Meta could be the next Mag7 member to fall into a bear market. As of Friday's close, it was down 19.6% from last year's high, just 0.4% away from the bear market threshold of a 20% decline. Although Meta's Q4 revenue and profits exceeded Wall Street expectations, increased AI spending and margin pressures have dampened investor confidence.
Microsoft was the first Mag7 member to enter a bear market. The company's stock fell into a bear market on January 29, after the Azure cloud business growth reported the previous day fell short of investor expectations. As of Friday's close, Microsoft's stock was down 27.8% from its recent high.
(Chart of Amazon, Microsoft, and Meta's performance over the past year)
Investors Rotate Within Mag7, Free Cash Flow Pressure Highlights
Mike Treacy, Vice President of Risk at Apex Fintech Solutions, stated that the recent sell-off highlights the growing divergence among Mag7 members.

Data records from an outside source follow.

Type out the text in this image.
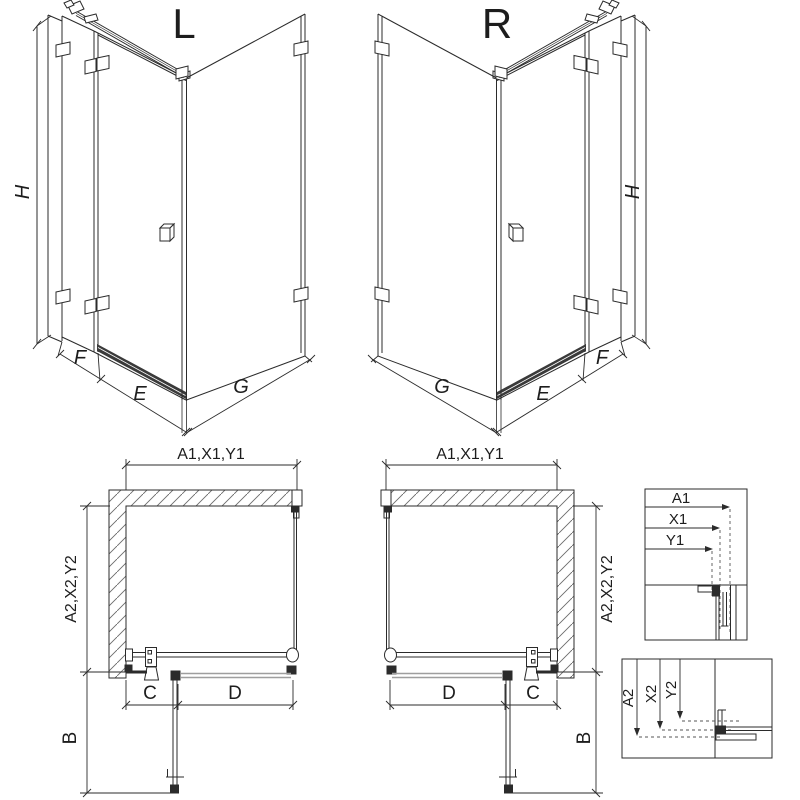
L	R
H
F
E	G
H
F
E
G
A1,X1,Y1
A2,X2,Y2
C	D
B
A1,X1,Y1
A2,X2,Y2
D	C
B
A1
X1
Y1
A2 X2 Y2
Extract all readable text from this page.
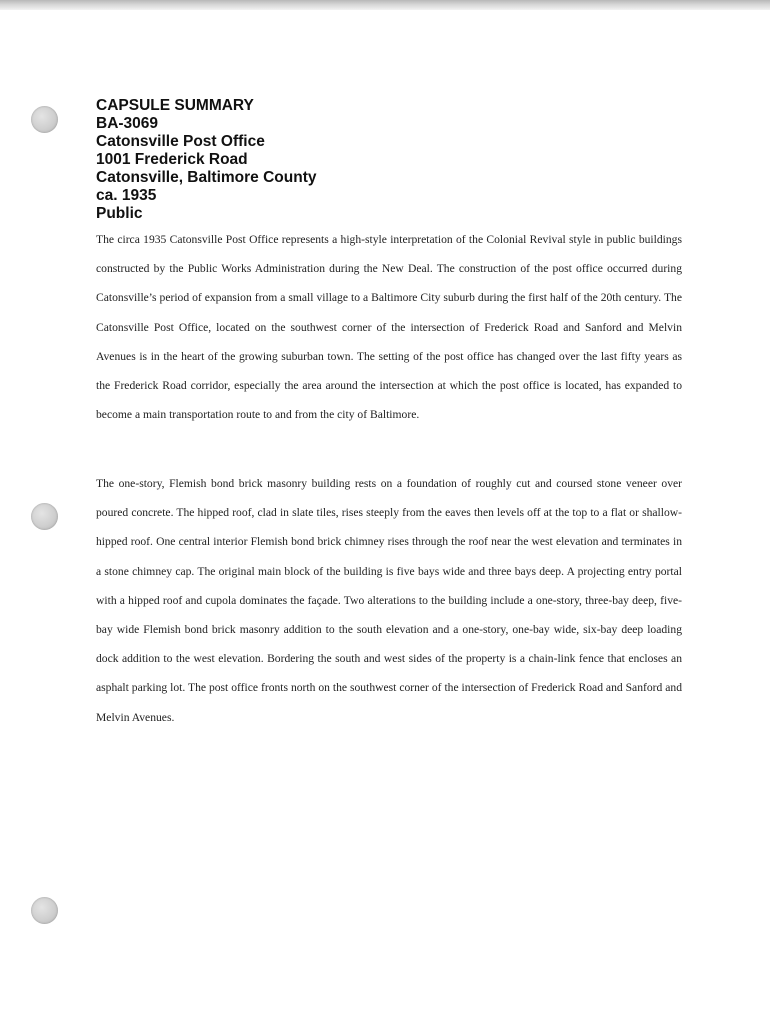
CAPSULE SUMMARY
BA-3069
Catonsville Post Office
1001 Frederick Road
Catonsville, Baltimore County
ca. 1935
Public

The circa 1935 Catonsville Post Office represents a high-style interpretation of the Colonial Revival style in public buildings constructed by the Public Works Administration during the New Deal. The construction of the post office occurred during Catonsville’s period of expansion from a small village to a Baltimore City suburb during the first half of the 20th century. The Catonsville Post Office, located on the southwest corner of the intersection of Frederick Road and Sanford and Melvin Avenues is in the heart of the growing suburban town. The setting of the post office has changed over the last fifty years as the Frederick Road corridor, especially the area around the intersection at which the post office is located, has expanded to become a main transportation route to and from the city of Baltimore.

The one-story, Flemish bond brick masonry building rests on a foundation of roughly cut and coursed stone veneer over poured concrete. The hipped roof, clad in slate tiles, rises steeply from the eaves then levels off at the top to a flat or shallow-hipped roof. One central interior Flemish bond brick chimney rises through the roof near the west elevation and terminates in a stone chimney cap. The original main block of the building is five bays wide and three bays deep. A projecting entry portal with a hipped roof and cupola dominates the façade. Two alterations to the building include a one-story, three-bay deep, five-bay wide Flemish bond brick masonry addition to the south elevation and a one-story, one-bay wide, six-bay deep loading dock addition to the west elevation. Bordering the south and west sides of the property is a chain-link fence that encloses an asphalt parking lot. The post office fronts north on the southwest corner of the intersection of Frederick Road and Sanford and Melvin Avenues.
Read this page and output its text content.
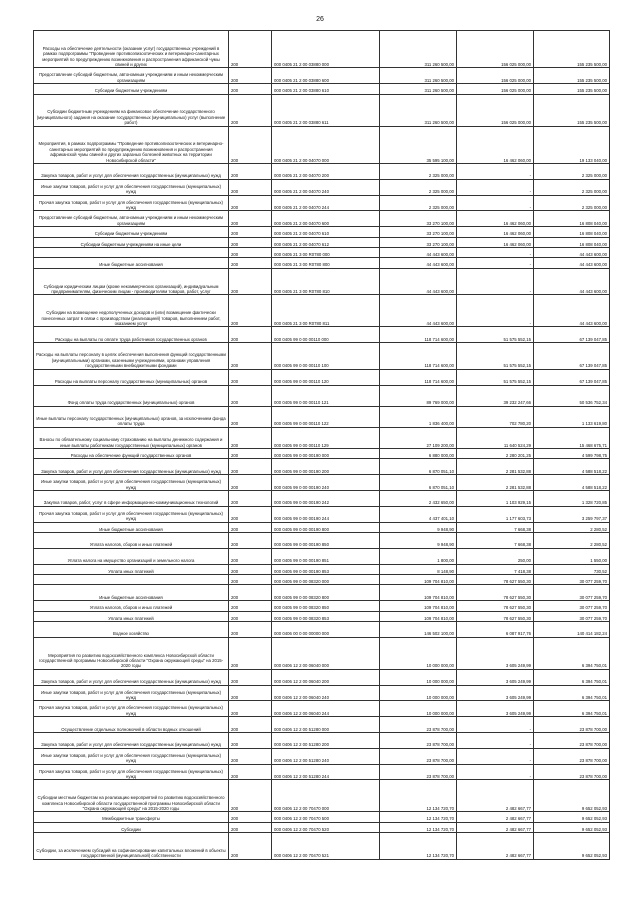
26
Расходы на обеспечение деятельности (оказание услуг) государственных учреждений в рамках подпрограммы "Проведение противоэпизоотических и ветеринарно-санитарных мероприятий по предупреждению возникновения и распространения африканской чумы свиней и других	200	000 0405 21 2 00 03880 000	311 260 500,00	156 025 000,00	155 235 500,00
Предоставление субсидий бюджетным, автономным учреждениям и иным некоммерческим организациям	200	000 0405 21 2 00 03880 600	311 260 500,00	156 025 000,00	155 235 500,00
Субсидии бюджетным учреждениям	200	000 0405 21 2 00 03880 610	311 260 500,00	156 025 000,00	155 235 500,00
Субсидии бюджетным учреждениям на финансовое обеспечение государственного (муниципального) задания на оказание государственных (муниципальных) услуг (выполнение работ)	200	000 0405 21 2 00 03880 611	311 260 500,00	156 025 000,00	155 235 500,00
Мероприятия, в рамках подпрограммы "Проведение противоэпизоотических и ветеринарно-санитарных мероприятий по предупреждению возникновения и распространения африканской чумы свиней и других заразных болезней животных на территории Новосибирской области"	200	000 0405 21 2 00 04070 000	35 595 100,00	16 462 060,00	19 133 040,00
Закупка товаров, работ и услуг для обеспечения государственных (муниципальных) нужд	200	000 0405 21 2 00 04070 200	2 325 000,00	-	2 325 000,00
Иные закупки товаров, работ и услуг для обеспечения государственных (муниципальных) нужд	200	000 0405 21 2 00 04070 240	2 325 000,00	-	2 325 000,00
Прочая закупка товаров, работ и услуг для обеспечения государственных (муниципальных) нужд	200	000 0405 21 2 00 04070 244	2 325 000,00	-	2 325 000,00
Предоставление субсидий бюджетным, автономным учреждениям и иным некоммерческим организациям	200	000 0405 21 2 00 04070 600	33 270 100,00	16 462 060,00	16 808 040,00
Субсидии бюджетным учреждениям	200	000 0405 21 2 00 04070 610	33 270 100,00	16 462 060,00	16 808 040,00
Субсидии бюджетным учреждениям на иные цели	200	000 0405 21 2 00 04070 612	33 270 100,00	16 462 060,00	16 808 040,00
	200	000 0405 21 3 00 R0780 000	44 443 600,00	-	44 443 600,00
Иные бюджетные ассигнования	200	000 0405 21 3 00 R0780 800	44 443 600,00	-	44 443 600,00
Субсидии юридическим лицам (кроме некоммерческих организаций), индивидуальным предпринимателям, физическим лицам - производителям товаров, работ, услуг	200	000 0405 21 3 00 R0780 810	44 443 600,00	-	44 443 600,00
Субсидии на возмещение недополученных доходов и (или) возмещение фактически понесенных затрат в связи с производством (реализацией) товаров, выполнением работ, оказанием услуг	200	000 0405 21 3 00 R0780 811	44 443 600,00	-	44 443 600,00
Расходы на выплаты по оплате труда работников государственных органов	200	000 0405 99 0 00 00110 000	118 714 600,00	51 575 552,15	67 139 047,85
Расходы на выплаты персоналу в целях обеспечения выполнения функций государственными (муниципальными) органами, казенными учреждениями, органами управления государственными внебюджетными фондами	200	000 0405 99 0 00 00110 100	118 714 600,00	51 575 552,15	67 139 047,85
Расходы на выплаты персоналу государственных (муниципальных) органов	200	000 0405 99 0 00 00110 120	118 714 600,00	51 575 552,15	67 139 047,85
Фонд оплаты труда государственных (муниципальных) органов	200	000 0405 99 0 00 00110 121	89 769 000,00	39 232 247,66	50 536 752,34
Иные выплаты персоналу государственных (муниципальных) органов, за исключением фонда оплаты труда	200	000 0405 99 0 00 00110 122	1 836 400,00	702 780,20	1 133 619,80
Взносы по обязательному социальному страхованию на выплаты денежного содержания и иные выплаты работникам государственных (муниципальных) органов	200	000 0405 99 0 00 00110 129	27 109 200,00	11 640 524,29	15 468 675,71
Расходы на обеспечение функций государственных органов	200	000 0405 99 0 00 00190 000	6 880 000,00	2 280 201,25	4 599 798,75
Закупка товаров, работ и услуг для обеспечения государственных (муниципальных) нужд	200	000 0405 99 0 00 00190 200	6 870 051,10	2 281 532,88	4 588 518,22
Иные закупки товаров, работ и услуг для обеспечения государственных (муниципальных) нужд	200	000 0405 99 0 00 00190 240	6 870 051,10	2 281 532,88	4 588 518,22
Закупка товаров, работ, услуг в сфере информационно-коммуникационных технологий	200	000 0405 99 0 00 00190 242	2 432 650,00	1 103 929,15	1 328 720,85
Прочая закупка товаров, работ и услуг для обеспечения государственных (муниципальных) нужд	200	000 0405 99 0 00 00190 244	4 437 401,10	1 177 603,73	3 259 797,37
Иные бюджетные ассигнования	200	000 0405 99 0 00 00190 800	9 948,90	7 668,38	2 280,52
Уплата налогов, сборов и иных платежей	200	000 0405 99 0 00 00190 850	9 948,90	7 668,38	2 280,52
Уплата налога на имущество организаций и земельного налога	200	000 0405 99 0 00 00190 851	1 800,00	250,00	1 550,00
Уплата иных платежей	200	000 0405 99 0 00 00190 853	8 148,90	7 418,38	730,52
	200	000 0405 99 0 00 08320 000	109 704 810,00	78 627 550,30	30 077 259,70
Иные бюджетные ассигнования	200	000 0405 99 0 00 08320 800	109 704 810,00	78 627 550,30	30 077 259,70
Уплата налогов, сборов и иных платежей	200	000 0405 99 0 00 08320 850	109 704 810,00	78 627 550,30	30 077 259,70
Уплата иных платежей	200	000 0405 99 0 00 08320 853	109 704 810,00	78 627 550,30	30 077 259,70
Водное хозяйство	200	000 0406 00 0 00 00000 000	146 502 100,00	6 087 917,76	140 414 182,24
Мероприятия по развитию водохозяйственного комплекса Новосибирской области государственной программы Новосибирской области "Охрана окружающей среды" на 2015-2020 годы	200	000 0406 12 2 00 06040 000	10 000 000,00	3 605 249,99	6 394 750,01
Закупка товаров, работ и услуг для обеспечения государственных (муниципальных) нужд	200	000 0406 12 2 00 06040 200	10 000 000,00	3 605 249,99	6 394 750,01
Иные закупки товаров, работ и услуг для обеспечения государственных (муниципальных) нужд	200	000 0406 12 2 00 06040 240	10 000 000,00	3 605 249,99	6 394 750,01
Прочая закупка товаров, работ и услуг для обеспечения государственных (муниципальных) нужд	200	000 0406 12 2 00 06040 244	10 000 000,00	3 605 249,99	6 394 750,01
Осуществление отдельных полномочий в области водных отношений	200	000 0406 12 2 00 51280 000	23 878 700,00	-	23 878 700,00
Закупка товаров, работ и услуг для обеспечения государственных (муниципальных) нужд	200	000 0406 12 2 00 51280 200	23 878 700,00	-	23 878 700,00
Иные закупки товаров, работ и услуг для обеспечения государственных (муниципальных) нужд	200	000 0406 12 2 00 51280 240	23 878 700,00	-	23 878 700,00
Прочая закупка товаров, работ и услуг для обеспечения государственных (муниципальных) нужд	200	000 0406 12 2 00 51280 244	23 878 700,00	-	23 878 700,00
Субсидии местным бюджетам на реализацию мероприятий по развитию водохозяйственного комплекса Новосибирской области государственной программы Новосибирской области "Охрана окружающей среды" на 2015-2020 годы	200	000 0406 12 2 00 70470 000	12 134 720,70	2 482 667,77	9 652 052,93
Межбюджетные трансферты	200	000 0406 12 2 00 70470 500	12 134 720,70	2 482 667,77	9 652 052,93
Субсидии	200	000 0406 12 2 00 70470 520	12 134 720,70	2 482 667,77	9 652 052,93
Субсидии, за исключением субсидий на софинансирование капитальных вложений в объекты государственной (муниципальной) собственности	200	000 0406 12 2 00 70470 521	12 134 720,70	2 482 667,77	9 652 052,93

Since last fall, investors have shifted away from OpenAI-related deals involving Microsoft, NVIDIA, and Oracle, favoring the Alphabet and Broadcom ecosystems instead.
Treacy pointed out that Alphabet's vertically integrated technology stack has somewhat offset concerns about excessive spending, shielding the stock from the worst of the tech sell-off. Alphabet's stock closed Thursday down 9.2% from its recent high.
Treacy noted that Google's self-sufficiency should command a premium relative to other companies that may be adversely affected by a single link in the industry chain.
Amazon, Microsoft, and Meta's stocks have been hit harder because investors lack confidence that these companies' AI spending will yield sufficient returns on investment.
For Amazon, the increased level of expenditure could lead to negative free cash flow this year, meaning the company may need to start raising more funds in the debt market.
Treacy believes that the next major catalyst for AI trades will be NVIDIA's earnings report on February 25. This report will show whether the AI boom is cooling down or if NVIDIA has successfully captured the tens of billions of dollars its largest clients are investing into the field.